In this work, the position-dependent effective mass, structure, and asymmetry parameter effects on the electronic and optical properties of an electron confined in symmetric and asymmetric quantum wells that have improved or exponential Rosen–Morse potential are investigated for the first time. The position-dependent effective mass, asymmetry, and confinement parameters significantly increase electron energies, energy differences between the confined electron states, and the blue shift in the absorption spectrum. These results enable the development of optoelectronic devices that can operate at wider wavelengths and absorb higher-energy photons. In the presence of the position-dependent mass, the bleaching effect disappears, which is observed in the case of constant mass. This behavior can be exploited in applications such as optical limiting, optical switching, and nonlinear imaging, where controlling the intensity-dependent absorption is crucial.

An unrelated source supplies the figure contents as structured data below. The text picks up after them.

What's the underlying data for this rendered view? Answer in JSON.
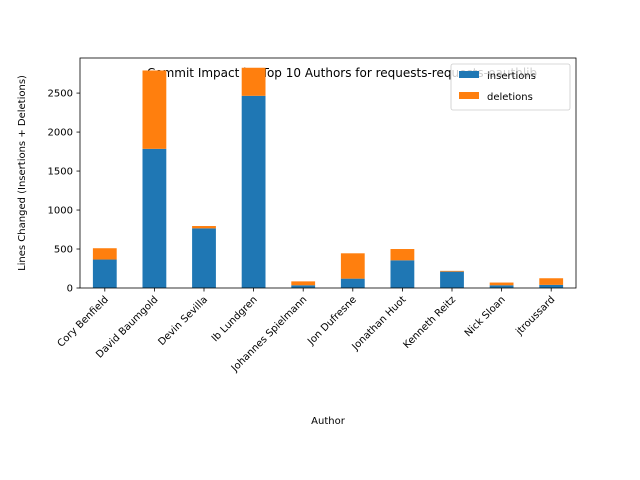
{
  "chart_data": {
    "type": "bar",
    "stacked": true,
    "title": "Commit Impact by Top 10 Authors for requests-requests-oauthlib",
    "xlabel": "Author",
    "ylabel": "Lines Changed (Insertions + Deletions)",
    "categories": [
      "Cory Benfield",
      "David Baumgold",
      "Devin Sevilla",
      "Ib Lundgren",
      "Johannes Spielmann",
      "Jon Dufresne",
      "Jonathan Huot",
      "Kenneth Reitz",
      "Nick Sloan",
      "jtroussard"
    ],
    "series": [
      {
        "name": "insertions",
        "color": "#1f77b4",
        "values": [
          365,
          1785,
          765,
          2465,
          35,
          120,
          355,
          210,
          35,
          40
        ]
      },
      {
        "name": "deletions",
        "color": "#ff7f0e",
        "values": [
          145,
          1005,
          30,
          360,
          50,
          325,
          145,
          10,
          35,
          85
        ]
      }
    ],
    "ylim": [
      0,
      2950
    ],
    "yticks": [
      0,
      500,
      1000,
      1500,
      2000,
      2500
    ],
    "grid": false,
    "legend": "top-right"
  }
}
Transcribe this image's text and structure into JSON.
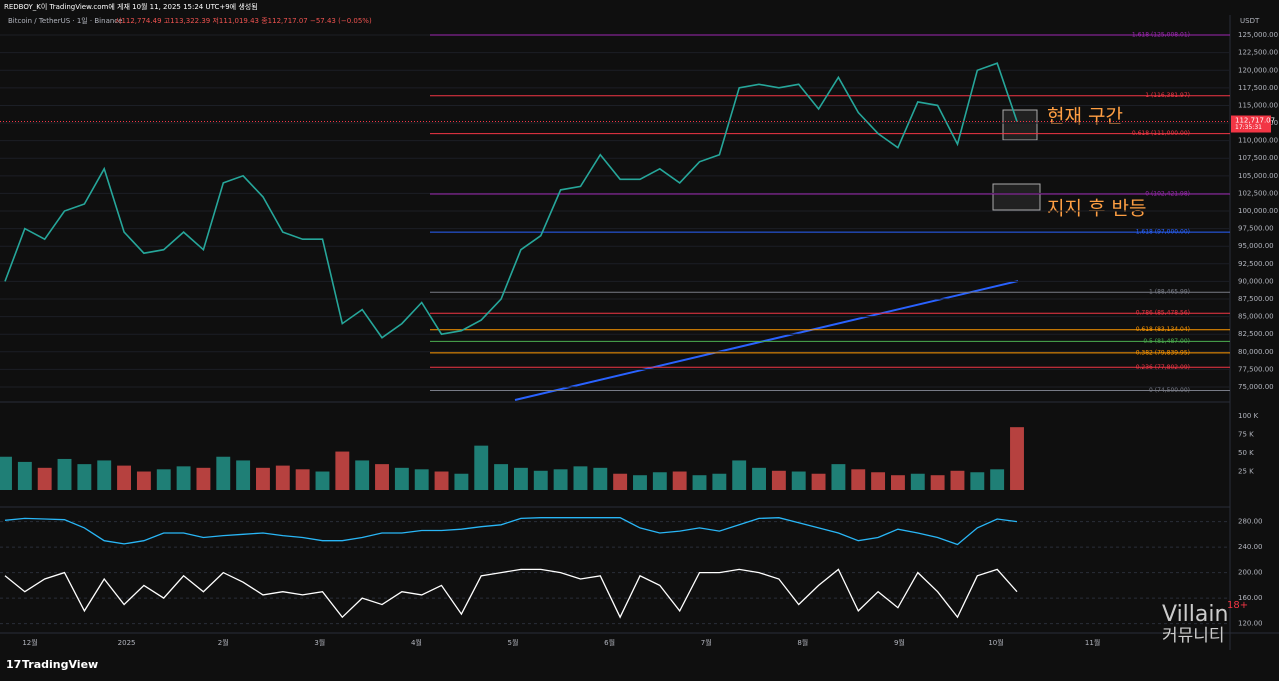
{
  "header": {
    "publisher": "REDBOY_K이 TradingView.com에 게재 10월 11, 2025 15:24 UTC+9에 생성됨",
    "symbol": "Bitcoin / TetherUS · 1일 · Binance",
    "ohlc": "시112,774.49 고113,322.39 저111,019.43 종112,717.07 −57.43 (−0.05%)"
  },
  "chart_data": {
    "type": "line",
    "currency": "USDT",
    "ylim": [
      73150,
      127850
    ],
    "yticks": [
      {
        "value": 75000,
        "label": "75,000.00"
      },
      {
        "value": 77500,
        "label": "77,500.00"
      },
      {
        "value": 80000,
        "label": "80,000.00"
      },
      {
        "value": 82500,
        "label": "82,500.00"
      },
      {
        "value": 85000,
        "label": "85,000.00"
      },
      {
        "value": 87500,
        "label": "87,500.00"
      },
      {
        "value": 90000,
        "label": "90,000.00"
      },
      {
        "value": 92500,
        "label": "92,500.00"
      },
      {
        "value": 95000,
        "label": "95,000.00"
      },
      {
        "value": 97500,
        "label": "97,500.00"
      },
      {
        "value": 100000,
        "label": "100,000.00"
      },
      {
        "value": 102500,
        "label": "102,500.00"
      },
      {
        "value": 105000,
        "label": "105,000.00"
      },
      {
        "value": 107500,
        "label": "107,500.00"
      },
      {
        "value": 110000,
        "label": "110,000.00"
      },
      {
        "value": 112500,
        "label": "112,500.00"
      },
      {
        "value": 115000,
        "label": "115,000.00"
      },
      {
        "value": 117500,
        "label": "117,500.00"
      },
      {
        "value": 120000,
        "label": "120,000.00"
      },
      {
        "value": 122500,
        "label": "122,500.00"
      },
      {
        "value": 125000,
        "label": "125,000.00"
      }
    ],
    "x_labels": [
      "12월",
      "2025",
      "2월",
      "3월",
      "4월",
      "5월",
      "6월",
      "7월",
      "8월",
      "9월",
      "10월",
      "11월"
    ],
    "series": [
      {
        "name": "BTCUSDT",
        "color": "#26a69a",
        "values": [
          90000,
          97500,
          96000,
          100000,
          101000,
          106000,
          97000,
          94000,
          94500,
          97000,
          94500,
          104000,
          105000,
          102000,
          97000,
          96000,
          96000,
          84000,
          86000,
          82000,
          84000,
          87000,
          82500,
          83000,
          84500,
          87500,
          94500,
          96500,
          103000,
          103500,
          108000,
          104500,
          104500,
          106000,
          104000,
          107000,
          108000,
          117500,
          118000,
          117500,
          118000,
          114500,
          119000,
          114000,
          111000,
          109000,
          115500,
          115000,
          109500,
          120000,
          121000,
          112717.07
        ]
      }
    ],
    "last_price": {
      "value": 112717.07,
      "label": "112,717.07",
      "countdown": "17:35:31",
      "color": "#f23645"
    },
    "fib_levels": [
      {
        "value": 125008.01,
        "label": "1.618 (125,008.01)",
        "color": "#9c27b0"
      },
      {
        "value": 116381.97,
        "label": "1 (116,381.97)",
        "color": "#f23645"
      },
      {
        "value": 111000,
        "label": "0.618 (111,000.00)",
        "color": "#f23645"
      },
      {
        "value": 102421.98,
        "label": "0 (102,421.98)",
        "color": "#9c27b0"
      },
      {
        "value": 97000,
        "label": "1.618 (97,000.00)",
        "color": "#2962ff"
      },
      {
        "value": 88465.99,
        "label": "1 (88,465.99)",
        "color": "#787b86"
      },
      {
        "value": 85478.56,
        "label": "0.786 (85,478.56)",
        "color": "#f23645"
      },
      {
        "value": 83134.04,
        "label": "0.618 (83,134.04)",
        "color": "#ff9800"
      },
      {
        "value": 81487,
        "label": "0.5 (81,487.00)",
        "color": "#4caf50"
      },
      {
        "value": 79839.95,
        "label": "0.382 (79,839.95)",
        "color": "#ff9800"
      },
      {
        "value": 77802.09,
        "label": "0.236 (77,802.09)",
        "color": "#f23645"
      },
      {
        "value": 74500,
        "label": "0 (74,500.00)",
        "color": "#787b86"
      }
    ],
    "annotations": [
      "현재 구간",
      "지지 후 반등"
    ],
    "volume": {
      "ylim": [
        0,
        115000
      ],
      "yticks": [
        {
          "value": 25000,
          "label": "25 K"
        },
        {
          "value": 50000,
          "label": "50 K"
        },
        {
          "value": 75000,
          "label": "75 K"
        },
        {
          "value": 100000,
          "label": "100 K"
        }
      ],
      "values": [
        45000,
        38000,
        30000,
        42000,
        35000,
        40000,
        33000,
        25000,
        28000,
        32000,
        30000,
        45000,
        40000,
        30000,
        33000,
        28000,
        25000,
        52000,
        40000,
        35000,
        30000,
        28000,
        25000,
        22000,
        60000,
        35000,
        30000,
        26000,
        28000,
        32000,
        30000,
        22000,
        20000,
        24000,
        25000,
        20000,
        22000,
        40000,
        30000,
        26000,
        25000,
        22000,
        35000,
        28000,
        24000,
        20000,
        22000,
        20000,
        26000,
        24000,
        28000,
        85000
      ],
      "colors": [
        "#26a69a",
        "#ef5350"
      ]
    },
    "oscillator": {
      "ylim": [
        110,
        295
      ],
      "yticks": [
        {
          "value": 120,
          "label": "120.00"
        },
        {
          "value": 160,
          "label": "160.00"
        },
        {
          "value": 200,
          "label": "200.00"
        },
        {
          "value": 240,
          "label": "240.00"
        },
        {
          "value": 280,
          "label": "280.00"
        }
      ],
      "series": [
        {
          "name": "osc1",
          "color": "#29b6f6",
          "values": [
            282,
            285,
            284,
            283,
            270,
            250,
            245,
            250,
            262,
            262,
            255,
            258,
            260,
            262,
            258,
            255,
            250,
            250,
            255,
            262,
            262,
            266,
            266,
            268,
            272,
            275,
            285,
            286,
            286,
            286,
            286,
            286,
            270,
            262,
            265,
            270,
            265,
            275,
            285,
            286,
            278,
            270,
            262,
            250,
            255,
            268,
            262,
            255,
            244,
            270,
            284,
            280
          ]
        },
        {
          "name": "osc2",
          "color": "#ffffff",
          "values": [
            195,
            170,
            190,
            200,
            140,
            190,
            150,
            180,
            160,
            195,
            170,
            200,
            185,
            165,
            170,
            165,
            170,
            130,
            160,
            150,
            170,
            165,
            180,
            135,
            195,
            200,
            205,
            205,
            200,
            190,
            195,
            130,
            195,
            180,
            140,
            200,
            200,
            205,
            200,
            190,
            150,
            180,
            205,
            140,
            170,
            145,
            200,
            170,
            130,
            195,
            205,
            170
          ]
        }
      ]
    }
  }
}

It is important to highlight that in this article, we have presented two issues that may generate controversy: (i) the use of an effective mass that decreases with the distance to the zero of coordinates and that is contrary to what has traditionally been considered in the literature for an effective mass that adapts to the gap of the semiconductor, and (ii) the appearance of negative absorption for high intensities of the incident radiation; this phenomenon contradicts the well-known principle according to which it is impossible to implement population investment in a two-level system. It is important to highlight that a pulsed laser system can achieve population inversion considering only two energy levels. A study expanding these considerations is in progress and will be published elsewhere.